Colorado, Iowa, Iowa State, Kansas, Missouri, Nebraska

Illinois, Michigan, Michigan State, Minnesota, Northwestern, Wisconsin

Indiana, Maryland, Ohio State, Penn State, Purdue, Virginia

Now the ever so slow PAC 12 gets the message:

They add Texas Tech, T.C.U., Houston, and Utah.

The PAC 14 is done.

California, Oregon, Oregon State, Stanford, Utah, Washington, Washington State

Arizona, Arizona State, California Los Angeles, Houston, Southern Cal, Texas Christian, Texas Tech.

Independents: Baylor, Kansas State, Oklahoma State, and Brigham Young

4 P conferences emerge: SEC, Big 10, Big East, PAC 12. The represent 64 schools.

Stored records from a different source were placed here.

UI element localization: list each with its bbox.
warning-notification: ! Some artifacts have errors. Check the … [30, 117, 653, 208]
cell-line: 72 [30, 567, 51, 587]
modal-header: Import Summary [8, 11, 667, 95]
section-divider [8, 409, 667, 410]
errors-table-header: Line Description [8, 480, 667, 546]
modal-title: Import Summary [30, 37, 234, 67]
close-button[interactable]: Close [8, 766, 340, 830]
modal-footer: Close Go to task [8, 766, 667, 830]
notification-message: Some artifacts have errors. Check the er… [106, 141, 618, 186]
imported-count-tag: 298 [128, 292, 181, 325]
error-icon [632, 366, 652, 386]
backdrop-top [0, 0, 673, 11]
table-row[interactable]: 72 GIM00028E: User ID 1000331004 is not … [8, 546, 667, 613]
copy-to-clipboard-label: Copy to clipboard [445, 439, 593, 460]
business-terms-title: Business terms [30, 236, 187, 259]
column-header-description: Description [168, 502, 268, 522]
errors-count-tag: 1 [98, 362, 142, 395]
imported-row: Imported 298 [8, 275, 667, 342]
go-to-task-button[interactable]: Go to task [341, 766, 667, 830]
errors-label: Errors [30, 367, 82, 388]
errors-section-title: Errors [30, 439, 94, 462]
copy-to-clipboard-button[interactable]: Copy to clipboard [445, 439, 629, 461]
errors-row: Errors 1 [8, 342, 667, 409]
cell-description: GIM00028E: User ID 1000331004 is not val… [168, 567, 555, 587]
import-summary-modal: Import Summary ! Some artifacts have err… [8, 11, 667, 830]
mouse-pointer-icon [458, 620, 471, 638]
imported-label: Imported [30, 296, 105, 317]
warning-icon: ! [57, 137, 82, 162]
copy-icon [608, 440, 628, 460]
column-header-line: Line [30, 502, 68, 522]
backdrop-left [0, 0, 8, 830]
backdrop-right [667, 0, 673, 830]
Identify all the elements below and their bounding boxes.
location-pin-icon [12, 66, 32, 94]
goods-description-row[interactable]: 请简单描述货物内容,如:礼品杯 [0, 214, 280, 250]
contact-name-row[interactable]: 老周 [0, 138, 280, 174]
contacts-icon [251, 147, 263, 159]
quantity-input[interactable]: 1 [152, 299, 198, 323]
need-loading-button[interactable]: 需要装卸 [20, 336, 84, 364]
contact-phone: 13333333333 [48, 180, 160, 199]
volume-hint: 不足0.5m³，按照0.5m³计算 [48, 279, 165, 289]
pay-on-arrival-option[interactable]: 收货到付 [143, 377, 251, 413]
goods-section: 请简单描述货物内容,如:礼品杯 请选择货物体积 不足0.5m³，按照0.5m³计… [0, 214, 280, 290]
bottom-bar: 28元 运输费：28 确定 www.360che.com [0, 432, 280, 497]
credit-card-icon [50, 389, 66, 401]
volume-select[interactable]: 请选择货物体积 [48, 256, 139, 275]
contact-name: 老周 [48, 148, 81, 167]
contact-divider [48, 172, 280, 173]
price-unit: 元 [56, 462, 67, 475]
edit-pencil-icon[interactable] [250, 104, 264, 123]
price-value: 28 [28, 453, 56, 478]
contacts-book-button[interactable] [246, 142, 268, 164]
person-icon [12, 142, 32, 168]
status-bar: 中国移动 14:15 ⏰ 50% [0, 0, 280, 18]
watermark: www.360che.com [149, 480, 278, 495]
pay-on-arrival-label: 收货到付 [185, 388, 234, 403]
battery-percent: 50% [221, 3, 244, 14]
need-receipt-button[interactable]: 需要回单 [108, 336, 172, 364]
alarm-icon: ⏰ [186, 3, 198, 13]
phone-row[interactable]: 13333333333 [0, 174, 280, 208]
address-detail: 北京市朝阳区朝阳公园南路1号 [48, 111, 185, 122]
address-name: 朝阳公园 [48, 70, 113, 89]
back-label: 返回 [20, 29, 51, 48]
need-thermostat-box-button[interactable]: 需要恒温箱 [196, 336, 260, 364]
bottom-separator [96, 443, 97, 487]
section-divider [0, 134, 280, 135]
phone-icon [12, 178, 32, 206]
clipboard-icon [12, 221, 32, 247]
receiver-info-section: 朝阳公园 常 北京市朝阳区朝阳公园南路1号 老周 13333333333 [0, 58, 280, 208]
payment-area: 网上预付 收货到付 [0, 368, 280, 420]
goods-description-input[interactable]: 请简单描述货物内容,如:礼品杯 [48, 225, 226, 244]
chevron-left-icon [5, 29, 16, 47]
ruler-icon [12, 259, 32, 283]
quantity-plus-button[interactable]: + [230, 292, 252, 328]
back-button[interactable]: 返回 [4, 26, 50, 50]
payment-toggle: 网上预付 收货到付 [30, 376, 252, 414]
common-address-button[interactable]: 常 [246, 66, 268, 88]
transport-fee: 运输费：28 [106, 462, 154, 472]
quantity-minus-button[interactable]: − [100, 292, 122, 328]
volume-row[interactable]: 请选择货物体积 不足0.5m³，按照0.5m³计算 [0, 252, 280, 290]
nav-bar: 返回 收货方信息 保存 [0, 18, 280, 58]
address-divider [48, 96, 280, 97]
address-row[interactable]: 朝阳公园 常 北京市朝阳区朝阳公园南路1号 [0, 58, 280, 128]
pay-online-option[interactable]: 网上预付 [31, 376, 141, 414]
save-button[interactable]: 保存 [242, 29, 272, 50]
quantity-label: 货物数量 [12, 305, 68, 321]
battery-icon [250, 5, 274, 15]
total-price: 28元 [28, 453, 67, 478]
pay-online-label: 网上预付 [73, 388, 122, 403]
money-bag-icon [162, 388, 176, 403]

Independent Notre Dame makes 65 and the 4 independents make 69. Cincinnati, South Florida, and Central Florida will arise within a decade to make 72.

Sorry Skyhawk, but after putting the moves to how things existed in '91-92 the outlook for the Big 8 changed.

I dunno, I don't think the conferences go that big that early.

But let's say you are correct and VA, NC, and Duke, get an invite along with Penn State. I don't think MD or Rutgers get an invite then. And I'm not sure Nebraska does either.

With the Big8 only losing Oklahoma in that situation, they still can add AR, and just not add BYU. And thus still wouldn't need to add WV.

Thus:

SEC still adds TX, TAMU, OK, and FSU - 14 (Doesn't have AR, SC, or MO.)

Big10 adds VA, NC, Duke, and Penn State - 14 (Doesn't have NE, MD, or Rutgers)

B8 loses OK, gains AR (Still has CO, NE, MO; Doesn't have TCU, WV, BYU, Cin, Houston, or UCF.)

ACC can add whatever they want from the BigEast and Metro, with the remainder in the AAC.

Well... That cured a lot of instability : )

Edit:

If the SEC decided to go to 16 (per the OP), with Clemson (cured of cold feet) and Arkansas, then in that case, BYU is the likely B8 backfil instead of AR.

I don't know how to cure the internal Texas politics (Baylor and Texas tech-related politicians not wanting their schools separated from TX) that pretty much prevented all of this. I don't know if there was a solution to that.
(This post was last modified: 02-06-2023 02:47 AM by Skyhawk.)